Updated: May 29, 2018
“Why doesn’t she just leave him …….?” A simple question that so many people ask when the subject of domestic abuse is discussed. If only it was that easy. Domestic Abuse carries many complex feelings and emotions. Fear, financial control, coercive control, threatening behaviour, physical abuse, emotional abuse, but also love.
Abusive men aren’t abusive when they meet their partner. They are usually charming and caring and show plenty of signs that they want to care and protect their partner. Domestic Abuse often happens subtly and over time and isn’t always obvious that it is happening.
Slowly over time, things start to change and become more and more difficult to live with. The partner who wants to check your phone messages, calls you when you are out to check you are where you say you are, hides your car keys/ house keys so that you can’t go out, causes arguments when family or close friends are over so that its “easier” to just not invite them and so you start to lose your support network.
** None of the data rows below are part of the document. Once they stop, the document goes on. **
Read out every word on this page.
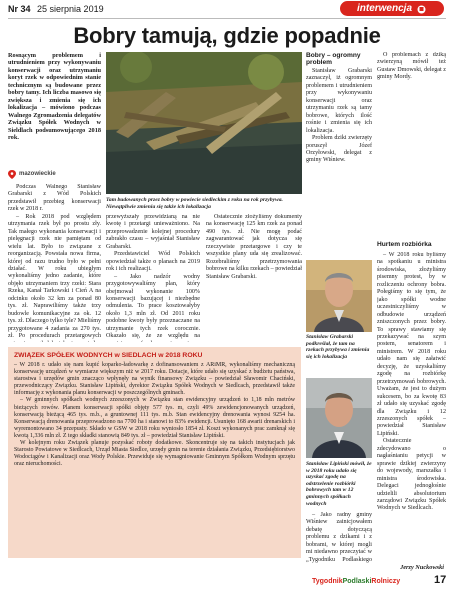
Nr 34 25 sierpnia 2019	interwencja
Bobry tamują, gdzie popadnie

Rosnącym problemem i utrudnieniem przy wykonywaniu konserwacji oraz utrzymaniu koryt rzek w odpowiednim stanie technicznym są budowane przez bobry tamy. Ich liczba masowo się zwiększa i zmienia się ich lokalizacja – mówiono podczas Walnego Zgromadzenia delegatów Związku Spółek Wodnych w Sieldlach podsumowującego 2018 rok.

mazowieckie

Podczas Walnego Stanisław Grabarski z Wód Polskich przedstawił przebieg konserwacji rzek w 2018 r.

– Rok 2018 pod względem utrzymania rzek był po prostu zły. Tak małego wykonania konserwacji i pielęgnacji rzek nie pamiętam od wielu lat. Było to związane z reorganizacją. Powstała nowa firma, której od razu trudno było w pełni działać. W roku ubiegłym wykonaliśmy jedno zadanie, które objęło utrzymaniem trzy rzeki: Stara Rzeka, Kanał Tarkowski i Cień A na odcinku około 32 km za ponad 80 tys. zł. Naprawiliśmy także trzy budowle komunikacyjne za ok. 12 tys. zł. Dlaczego tylko tyle? Mieliśmy przygotowane 4 zadania za 270 tys. zł. Po procedurach przetargowych

Tam budowanych przez bobry w powiecie siedleckim z roku na rok przybywa. Niewątpliwie zmienia się także ich lokalizacja

przewyższały przewidzianą na nie kwotę i przetargi unieważniono. Na przeprowadzenie kolejnej procedury zabrakło czasu – wyjaśniał Stanisław Grabarski.

Przedstawiciel Wód Polskich opowiedział także o planach na 2019 rok i ich realizacji.

– Jako nadzór wodny przygotowywaliśmy plan, który obejmował wykonanie 100% konserwacji bazującej i niezbędne odmulenia. To prace kosztowałyby około 1,3 mln zł. Od 2011 roku podobne kwoty były przeznaczane na utrzymanie tych rzek corocznie. Okazało się, że ze względu na

Ostatecznie złożyliśmy dokumenty na konserwację 125 km rzek za ponad 490 tys. zł. Nie mogę podać zagwarantować jak dotycza się rzeczywiste przetargowe i czy te wszystkie plany uda się zrealizować. Rozebraliśmy przetrzymowania bobrowe na kilku rzekach – powiedział Stanisław Grabarski.

Stanisław Grabarski podkreślał, że tam na rzekach przybywa i zmienia się ich lokalizacja
Stanisław Lipiński mówił, że w 2018 roku udało się uzyskać zgodę na odstrzelenie rozbiórki bobrowych tam w 12 gminnych spółkach wodnych
ZWIĄZEK SPÓŁEK WODNYCH w SIEDLACH w 2018 ROKU

– W 2018 r. udało się nam kupić koparko-ładowarkę z dofinansowaniem z ARiMR, wykonaliśmy mechaniczną konserwację urządzeń w wymiarze większym niż w 2017 roku. Dotacje, które udało się uzyskać z budżetu państwa, starostwa i urzędów gmin znacząco wpłynęły na wynik finansowy Związku – powiedział Sławomir Chaciński, przewodniczący Związku. Stanisław Lipiński, dyrektor Związku Spółek Wodnych w Siedlcach, przedstawił także informację z wykonania planu konserwacji w poszczególnych gminach.

– W gminnych spółkach wodnych zrzeszonych w Związku stan ewidencyjny urządzeń to 1,18 mln metrów bieżących rowów. Planem konserwacji spółki objęty 577 tys. m, czyli 49% zewidencjonowanych urządzeń, konserwacją bieżącą 465 tys. m.b., a gruntownej 111 tys. m.b. Stan ewidencyjny drenowania wynosi 9254 ha. Konserwacją drenowania przeprowadzono na 7700 ha i stanowi to 83% ewidencji. Usunięto 168 awarii drenarskich i wyremontowano 34 przepusty. Składo w GSW w 2018 roku wyniosło 1854 zł. Koszt wykonanych prac zamknął się kwotą 1,336 mln zł. Z tego składki stanowią 849 tys. zł – powiedział Stanisław Lipiński.

W kolejnym roku Związek planuje pozyskać roboty dodatkowe. Skoncentruje się na takich instytucjach jak Starosto Powiatowe w Siedlcach, Urząd Miasta Siedlce, urzędy gmin na terenie działania Związku, Przedsiębiorstwo Wodociągów i Kanalizacji oraz Wody Polskie. Przewiduje się wymagniowanie Gminnym Spółkom Wodnym sprzętu oraz nieruchomości.

Bobry – ogromny problem

Stanisław Grabarski zaznaczył, iż ogromnym problemem i utrudnieniem przy wykonywaniu konserwacji oraz utrzymaniu rzek są tamy bobrowe, których ilość rośnie i zmienia się ich lokalizacja.

Problem dziki zwierzęty poruszył Józef Orzyłowski, delegat z gminy Wiśniew.

– Jako radny gminy Wiśniew zainicjowałem debatę dotyczącą problemu z dzikami i z bobrami, w której mogli mi niedawno przeczytać w „Tygodniku Podlaskiego

O problemach z dziką zwierzyną mówił też Gustaw Dmowski, delegat z gminy Mordy.

Hurtem rozbiórka

– W 2018 roku byliśmy na spotkaniu u ministra środowiska, złożyliśmy pisemny protest, by w rozliczeniu ochrony bobra. Połegiśmy to się tym, że jako spółki wodne uczestniczyliśmy w odbudowie urządzeń zniszczonych przez bobry. To sprawy stawiamy się przekazywać na szym postem, senatorem i ministrem. W 2018 roku udało nam się załatwić decyzję, że uzyskaliśmy zgodę na rozbiórkę przetrzymowań bobrowych. Uważam, że jest to dużym sukcesem, bo za kwotę 83 zł udało się uzyskać zgodę dla Związku i 12 zrzeszonych spółek – powiedział Stanisław Lipiński.

Ostatecznie zdecydowano o nagłaśnianiu petycji w sprawie dzikiej zwierzyny do wojewody, marszałka i ministra środowiska. Delegaci jednogłośnie udzielili absolutorium zarządowi Związku Spółek Wodnych w Siedlcach.

Jerzy Nuckowski
TygodnikPodlaskiRolniczy	17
Pat Craven has written many good books and devised a course for women called The Freedom Programme. This refers to “The Dominator” and gives clear explanations to various dominator traits used to control women. Pat Cravens books are available through Amazon UK and The Freedom Programme run group workshops which are available by contacting either The DASH Charity on 01753 549865 or the national freephone number for Womens Aid on 0808 2000 247.
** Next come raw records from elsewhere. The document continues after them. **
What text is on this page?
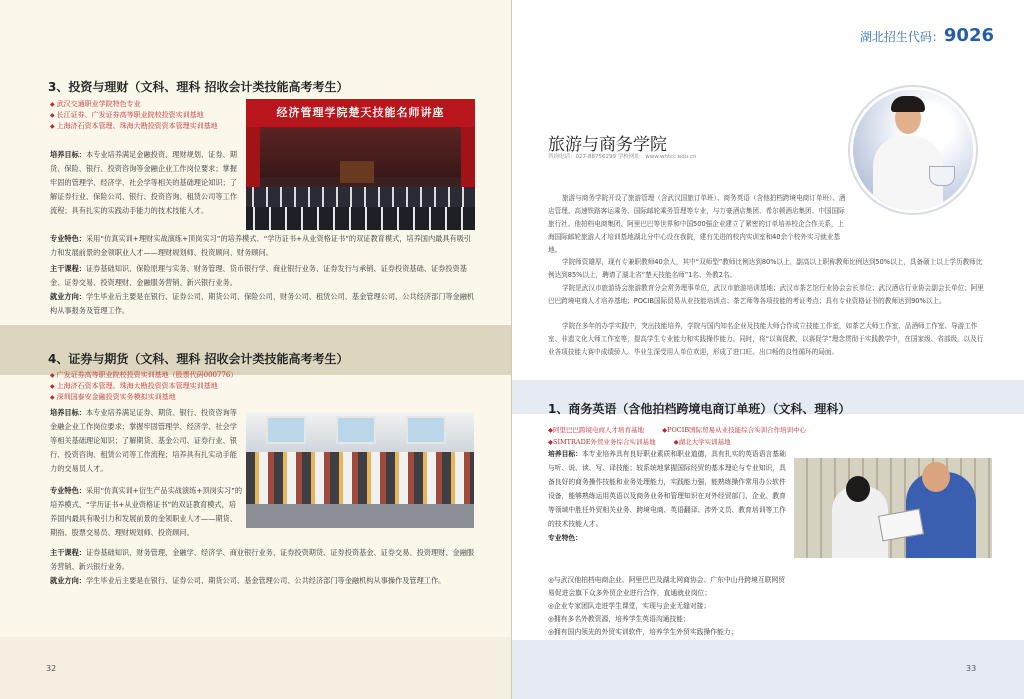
3、投资与理财（文科、理科 招收会计类技能高考考生）
◆ 武汉交通职业学院特色专业
◆ 长江证券、广发证券高等职业院校投资实训基地
◆ 上海济石资本管理、珠海大勘投资资本管理实训基地
经济管理学院楚天技能名师讲座
培养目标：本专业培养满足金融投资、理财规划、证券、期货、保险、银行、投资咨询等金融企业工作岗位要求；掌握牢固的管理学、经济学、社会学等相关的基础理论知识；了解证券行业、保险公司、银行、投资咨询、租赁公司等工作流程；具有扎实的实践动手能力的技术技能人才。
专业特色：采用“仿真实训+理财实战演练+顶岗实习”的培养模式、“学历证书+从业资格证书”的双证教育模式，培养国内最具有吸引力和发展前景的金领职业人才——理财规划师、投资顾问、财务顾问。
主干课程：证券基础知识、保险原理与实务、财务管理、货币银行学、商业银行业务、证券发行与承销、证券投资基础、证券投资基金、证券交易、投资理财、金融服务营销、新兴银行业务。
就业方向：学生毕业后主要是在银行、证券公司、期货公司、保险公司、财务公司、租赁公司、基金管理公司、公共经济部门等金融机构从事报务及管理工作。
4、证券与期货（文科、理科 招收会计类技能高考考生）
◆ 广发证券高等职业院校投资实训基地（股票代码000776）
◆ 上海济石资本管理、珠海大勘投资资本管理实训基地
◆ 深圳国泰安金融投资实务模拟实训基地
培养目标：本专业培养满足证券、期货、银行、投资咨询等金融企业工作岗位要求；掌握牢固管理学、经济学、社会学等相关基础理论知识；了解期货、基金公司、证券行业、银行、投资咨询、租赁公司等工作流程；培养具有扎实动手能力的交易员人才。
专业特色：采用“仿真实训+衍生产品实战演练+顶岗实习”的培养模式、“学历证书+从业资格证书”的双证教育模式，培养国内最具有吸引力和发展前景的金领职业人才——期货、期指、股票交易员、理财规划师、投资顾问。
主干课程：证券基础知识、财务管理、金融学、经济学、商业银行业务、证券投资期货、证券投资基金、证券交易、投资理财、金融服务营销、新兴银行业务。
就业方向：学生毕业后主要是在银行、证券公司、期货公司、基金管理公司、公共经济部门等金融机构从事操作及管理工作。
32
湖北招生代码：9026
旅游与商务学院
咨询电话：027-88756299 学校网址：www.whtcc.edu.cn
旅游与商务学院开设了旅游管理（含武汉国旅订单班）、商务英语（含他拍档跨境电商订单班）、酒店管理、高速铁路客运乘务、国际邮轮乘务管理等专业，与万豪酒店集团、希尔顿酒店集团、中国国际旅行社、他拍档电商集团、阿里巴巴等世界和中国500强企业建立了紧密的订单培养校企合作关系，上海国际邮轮旅游人才培训基地湖北分中心设在我院，建有先进的校内实训室和40余个校外实习就业基地。
学院师资雄厚，现有专兼职教师40余人，其中“双师型”教师比例达到80%以上，副高以上职称教师比例达到50%以上，具备硕士以上学历教师比例达到85%以上，聘请了湖北省“楚天技能名师”1名、外教2名。
学院是武汉市旅游协会旅游教育分会常务理事单位，武汉市旅游培训基地；武汉市茶艺馆行业协会会长单位；武汉酒店行业协会副会长单位；阿里巴巴跨境电商人才培养基地；POCIB国际贸易从业技能培训点；茶艺师等各项技能的考证考点；具有专业资格证书的教师达到90%以上。
学院在多年的办学实践中，突出技能培养，学院与国内知名企业及技能大师合作成立技能工作室，如茶艺大师工作室、品酒师工作室、导游工作室、非遗文化大师工作室等，提高学生专业能力和实践操作能力。同时，将“以赛促教，以赛促学”理念贯彻于实践教学中，在国家级、省部级，以及行业各项技能大赛中成绩骄人。毕业生深受用人单位欢迎，形成了进口旺、出口畅的良性循环的局面。
1、商务英语（含他拍档跨境电商订单班）（文科、理科）
◆阿里巴巴跨境电商人才培育基地	◆POCIB国际贸易从业技能综合实训合作培训中心
◆SIMTRADE外贸业务综合实训基地	◆湖北大学实训基地
培养目标：本专业培养具有良好职业素质和职业道德，具有扎实的英语语言基础与听、说、读、写、译技能；较系统地掌握国际经贸的基本理论与专业知识，具备良好的商务操作技能和业务处理能力，实践能力强，能熟练操作常用办公软件设备，能够熟练运用英语以及商务业务和管理知识在对外经贸部门、企业、教育等领域中胜任外贸相关业务、跨境电商、英语翻译、涉外文员、教育培训等工作的技术技能人才。
专业特色：
◎与武汉他拍档电商企业、阿里巴巴及湖北网商协会、广东中山丹跨境互联网贸易促进会旗下众多外贸企业进行合作，直通就业岗位；
◎企业专家团队走进学生课堂，实现与企业无缝对接；
◎拥有多名外教资源，培养学生英语沟通技能；
◎拥有国内领先的外贸实训软件，培养学生外贸实践操作能力；
33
Asking for help or support is often the hardest thing to do. Counselling offers you the chance to have one hour a week to work through what is right for you. Where aren’t your needs being met? how can they be met? what support do you have or need, what options are open to you?
Often, in an abusive relationship, there isn’t any time in the day to consider what is right for you. Counselling will give you that time, that space and in a confidential environment. We can work together to strengthen your self-belief and to work out what is best for you. I have had many women say to me, “what’s the point of counselling? It can’t change what’s happened and there is no point going over and over old, painful stuff”. My answer to that is, you are right, we can’t change what has happened, and often talking through old traumas can re-traumatise and cause fresh anxiety. What we can do is work at your pace, work with what you want to bring but more importantly, allow you to have a voice, to be heard, to speak out and have clarity on what you want or need to help you move forwards.
In an abusive relationship, its easy to only focus on the negatives of what’s being told to you. Throw away comments like, “I never go out, I am scared of going out, I went to the shops briefly yesterday, but I’m rubbish and don’t go out.” My answer would be, “hang on, so you went out to the shops briefly yesterday? That’s huge, we need to look at that. You are telling yourself you are rubbish and don’t go out because you are scared. But you did it! You faced your fears and you went to the shops. What did it feel like? Did anything happen when you were at the shops?” We can look at things differently, with clarity, with hope and give you back what you feel you have lost. Confidence and yourself.